Namun pemisahan konsepsi antara “badan hukum” dan “non badan hukum” dirasa sudah tidak relevan lagi, mengingat mudahnya mendirikan badan hukum di Indonesia, sehingga konsep tanggung jawab pidana yang terbatas dalam konsepsi badan hukum, sudah saatnya diberikan paradigma yang salah langkah lebih maju daripada modus kejahatan pidana itu sendiri—dengan harapan tiada lagi yang dengan mudahnya menyalahgunakan lembaga “badan hukum” untuk mengalihkan tanggung jawab pribadi sang pelaku kepada tanggung jawab korporasi.
2. Korporasi Induk (parent company) adalah perusahaan berbadan hukum yang memiliki dua atau lebih anak perusahaan (yang disebut perusahaan subsidairi yang juga memiliki status badan hukum tersendiri).
3. Perusahaan Subsidairi (subsidairy company) atau perusahaan-perusahaan berbadan hukum yang mempunyai hubungan (sister company) adalah perusahaan yang dikontrol atau dimiliki oleh satu perusahaan induk.
4. Penggabungan adalah perbuatan hukum yang dilakukan oleh satu perseroan atau lebih untuk menggabungkan diri dengan perseroan lain yang telah ada yang mengakibatkan aktiva dan pasiva dari perseroan yang menggabungkan diri beralih karena hukum kepada perseroan yang menerima penggabungan dan selanjutnya status badan hukum perseroan yang menggabungkan diri berakhir karena hukum.
5. Peleburan adalah perbuatan hukum yang dilakukan oleh dua perseroan atau lebih untuk meleburkan diri dengan cara mendirikan satu perseroan baru yang karena hukum memperoleh aktiva dan pasiva dari perseroan yang meleburkan diri dan status badan hukum perseroan yang meleburkan diri berakhir karena hukum.
6. Pemisahan adalah perbuatan hukum yang dilakukan oleh perseroan untuk memisahkan usaha yang mengakibatkan seluruh aktiva dan pasiva perseroan beralih karena hukum kepada dua perseroan atau lebih atau sebagian aktiva dan pasiva perseroan beralih karena hukum kepada satu perseroan atau lebih.
7. Pembubaran adalah bubarnya perusahaan karena keputusan RUPS/RUPS LB, atau jangka waktu berdirinya yang ditetapkan anggaran dasar telah berakhir, atau berdasarkan putusan Pengadilan, atau karena dicabut izin usaha perseroan sehingga mewajibkan perseroan melakukan likuidasi sesuai dengan ketentuan perundang-undangan.
8. Tindak Pidana oleh Korporasi adalah tindak pidana yang dapat dimintakan pertanggungjawaban pidana kepada korporasi sesuai dengan undang-undang yang mengatur tentang korporasi.
Note SHIETRA & PARTNERS: Rumusan diatas dapat menjegal langkah jaksa penuntut untuk mendakwa otak pelaku kejahatan (actor intelectualis), dikarenakan definisi “Tindak Pidana Korporasi” dipersempit menjadi “Tindak Pidana oleh Korporasi”. Terdapat perbedaan yang amat hakiki antara keduanya.
“Tindak Pidana Korporasi” artinya suatu kesatuan antara pelaku penggerak, pelaku otak, serta pelaku wadah (korporasi itu sendiri) dalam suatu rencana / aksi tindak pidana.

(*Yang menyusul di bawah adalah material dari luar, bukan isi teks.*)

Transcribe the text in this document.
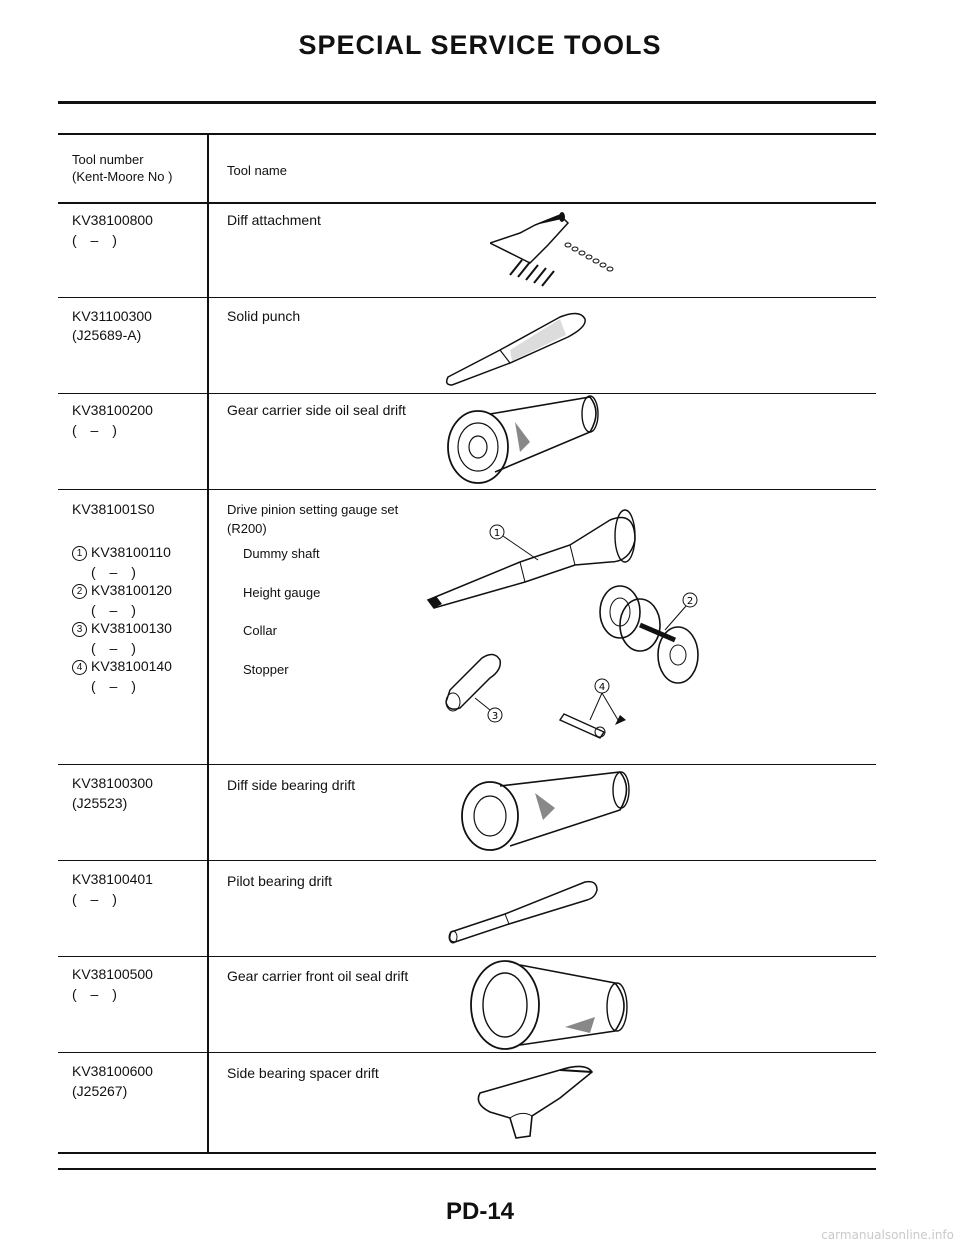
SPECIAL SERVICE TOOLS
Tool number
(Kent-Moore No )	Tool name
KV38100800
( – )
Diff attachment
KV31100300
(J25689-A)
Solid punch
KV38100200
( – )
Gear carrier side oil seal drift
KV381001S0	Drive pinion setting gauge set
(R200)
1 KV38100110
( – )
2 KV38100120
( – )
3 KV38100130
( – )
4 KV38100140
( – )
Dummy shaft
Height gauge
Collar
Stopper
1
2
3
4
KV38100300
(J25523)
Diff side bearing drift
KV38100401
( – )
Pilot bearing drift
KV38100500
( – )
Gear carrier front oil seal drift
KV38100600
(J25267)
Side bearing spacer drift
PD-14
carmanualsonline.info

Sehingga yang terlibat didalamnya ialah satu kesatuan antara subjek hukum manusia (dapat pengurus, manajer, atau pemilik modal) dan korporasi itu sendiri.
“Tindak Pidana oleh Korporasi” merupakan pandangan berhukum yang amat sempit serta dangkal, oleh sebab menjadi absurb, bahwasannya badan hukum dipandang mampu berpikir sendiri dan memiliki motif / minat / niat batin yang terpisah daripada para pengurusnya. Tidak heran bila kemudian terlontar pernyataan dari sang Ketua MA RI saat penerbitan PERMA ini: badan hukum korporat tak dapat dipidana badan, karena bagaimaan mungkin badan hukum dijebloskan ke sel?

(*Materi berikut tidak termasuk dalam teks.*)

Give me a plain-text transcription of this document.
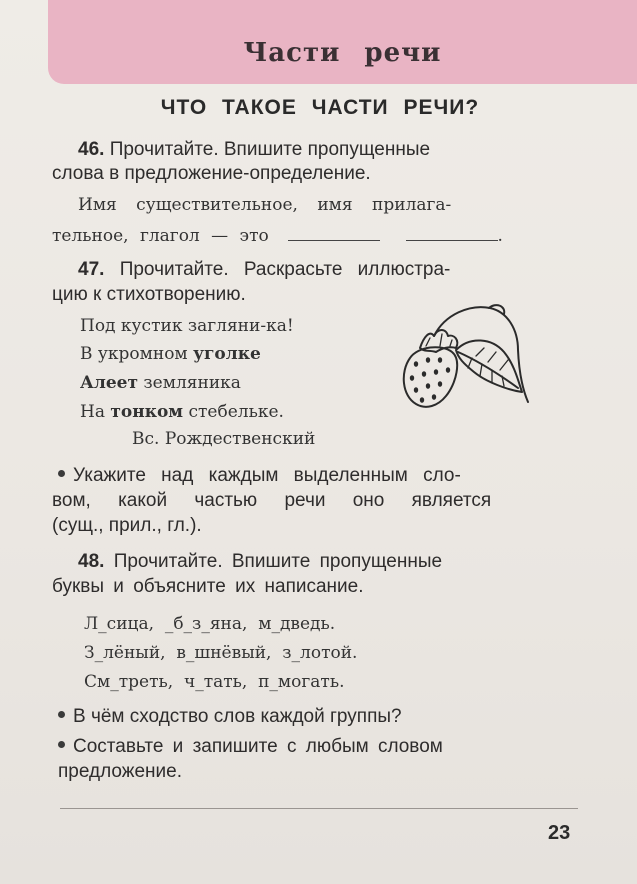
Части речи
ЧТО ТАКОЕ ЧАСТИ РЕЧИ?
46. Прочитайте. Впишите пропущенные
слова в предложение-определение.
Имя существительное, имя прилага-
тельное, глагол — это	.
47. Прочитайте. Раскрасьте иллюстра-
цию к стихотворению.
Под кустик загляни-ка!
В укромном уголке
Алеет земляника
На тонком стебельке.
Вс. Рождественский
Укажите над каждым выделенным сло-
вом, какой частью речи оно является
(сущ., прил., гл.).
48. Прочитайте. Впишите пропущенные
буквы и объясните их написание.
Л_сица,  _б_з_яна,  м_дведь.
З_лёный,  в_шнёвый,  з_лотой.
См_треть,  ч_тать,  п_могать.
В чём сходство слов каждой группы?
Составьте и запишите с любым словом
предложение.
23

9. Harta Kekayaan adalah semua benda bergerak atau benda tidak bergerak, baik yang berwujud maupun yang tidak berwujud, yang diperoleh, baik secara langsung maupun tidak langsung dari hasil tindak pidana.
10. Pengurus adalah organ korporasi yang menjalankan pengurusan korporasi sesuai anggaran dasar atau undang-undang yang berwenang mewakili korporasi, termasuk mereka yang tidak memiliki kewenangan untuk mengambil keputusan, namun dalam kenyataannya dapat mengendalikan atau turut mempengaruhi kebijakan korporasi atau turut memutuskan kebijakan dalam korporasi yang dapat dikualifikasikan sebagai tindak pidana.
11. Hubungan Kerja adalah hubungan antara korporasi dengan pekerja/pegawainya berdasarkan perjanjian yang mempunyai unsur pekerjaan, upah, dan/atau perintah.
12. Hubungan Lain adalah hubungan antara pengurus dan/atau korporasi dengan orang dan/atau korporasi lain sehingga menjadikan pihak lain tersebut bertindak untuk kepentingan pihak pertama berdasarkan perikatan, baik tertulis maupun tidak tertulis.
13. Lingkungan Korporasi adalah lingkup korporasi atau lingkup usaha korporasi atau lingkup kerja yang termasuk dan/atau mendukung kegiatan usaha korporasi baik langsung maupun tidak langsung.
14. Keterangan Korporasi adalah keterangan Pengurus yang mewakili korporasi.
Note SHIETRA & PARTNERS: Dari rumusan diatas sudah tampak sebuah kerancuan pada mindset para Hakim Agung ketika menyusun PERMA ini. Jika Keterangan Korporasi tidak lain tidak bukan ialah keterangan sang pengurus, maka sejatinya secara analogi konstruktif: aksi korporasi tidak lain merupakan aksi para pengurusnya, tindak pidana korporasi tidak lain tidak bukan ialah perilaku kejahatan pidana yang dilakukan oleh para pengurusnya itu sendiri.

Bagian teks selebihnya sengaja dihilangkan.